Now, in the wake of Sony’s decision not to release The Interview in cinemas (though the company says it is seeking other ways to distribute it), the improbably low-brow buddy movie starring Seth Rogen and James Franco that has moved the North Korean regime to extraordinary anger, the company has been lambasted for capitulating to “cyber-terrorists” and failing to stand up for free speech. The White House has both rebuked Sony – Obama said at his year-end news conference on Friday the company had made a mistake – and talked of a “proportional response” to the North Koreans.
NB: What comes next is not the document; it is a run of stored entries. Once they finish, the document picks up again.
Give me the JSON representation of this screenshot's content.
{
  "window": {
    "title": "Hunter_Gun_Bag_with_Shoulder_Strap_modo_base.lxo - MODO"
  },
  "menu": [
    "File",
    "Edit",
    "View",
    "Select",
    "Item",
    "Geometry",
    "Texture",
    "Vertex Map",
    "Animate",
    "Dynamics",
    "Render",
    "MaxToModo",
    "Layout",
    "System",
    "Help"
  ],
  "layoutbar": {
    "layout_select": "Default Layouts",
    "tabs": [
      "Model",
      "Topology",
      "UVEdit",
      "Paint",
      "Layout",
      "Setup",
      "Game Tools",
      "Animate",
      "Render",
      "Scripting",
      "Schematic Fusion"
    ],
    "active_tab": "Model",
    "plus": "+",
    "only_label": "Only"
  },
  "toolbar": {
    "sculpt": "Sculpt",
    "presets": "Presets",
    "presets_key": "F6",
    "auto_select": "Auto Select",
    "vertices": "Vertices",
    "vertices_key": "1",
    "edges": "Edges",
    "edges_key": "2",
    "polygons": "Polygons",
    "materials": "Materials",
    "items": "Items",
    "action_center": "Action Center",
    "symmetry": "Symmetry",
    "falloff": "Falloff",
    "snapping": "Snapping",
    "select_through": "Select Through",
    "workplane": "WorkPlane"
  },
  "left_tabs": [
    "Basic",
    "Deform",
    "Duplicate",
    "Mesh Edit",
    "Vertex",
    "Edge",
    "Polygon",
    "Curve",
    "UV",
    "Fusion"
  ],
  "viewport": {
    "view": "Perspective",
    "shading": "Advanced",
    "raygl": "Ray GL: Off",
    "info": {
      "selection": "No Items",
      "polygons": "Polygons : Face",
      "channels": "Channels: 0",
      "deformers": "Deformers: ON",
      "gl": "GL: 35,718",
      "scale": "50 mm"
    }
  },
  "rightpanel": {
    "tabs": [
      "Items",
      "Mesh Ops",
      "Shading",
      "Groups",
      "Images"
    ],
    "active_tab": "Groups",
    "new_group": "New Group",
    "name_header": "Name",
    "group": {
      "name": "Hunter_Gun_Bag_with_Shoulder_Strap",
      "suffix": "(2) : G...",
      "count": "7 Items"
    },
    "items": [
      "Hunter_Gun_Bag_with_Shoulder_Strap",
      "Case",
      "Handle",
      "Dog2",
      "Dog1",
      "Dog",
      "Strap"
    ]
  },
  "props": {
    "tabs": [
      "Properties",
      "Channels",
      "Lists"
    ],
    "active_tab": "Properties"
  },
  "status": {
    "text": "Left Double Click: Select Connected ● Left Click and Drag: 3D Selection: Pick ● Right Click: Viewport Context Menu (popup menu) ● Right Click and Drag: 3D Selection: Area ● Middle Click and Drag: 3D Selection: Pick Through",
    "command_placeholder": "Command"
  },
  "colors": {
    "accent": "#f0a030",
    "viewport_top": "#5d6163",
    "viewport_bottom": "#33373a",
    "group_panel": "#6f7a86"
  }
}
In Hollywood, it has been an extraordinary season of fear and loathing. Sony has come under fire for being both too bold and not bold enough. On the one hand, it greenlit a movie depicting the assassination of Kim Jong-un, a living world leader, and continued to support it even after North Korea started describing the film over the summer as “an act of war” and “reckless US provocative insanity”. And, on the other, it decided not to release the film in any form after the hackers distributed a barely coherent email threatening 11 September-style mayhem at any venue that showed it.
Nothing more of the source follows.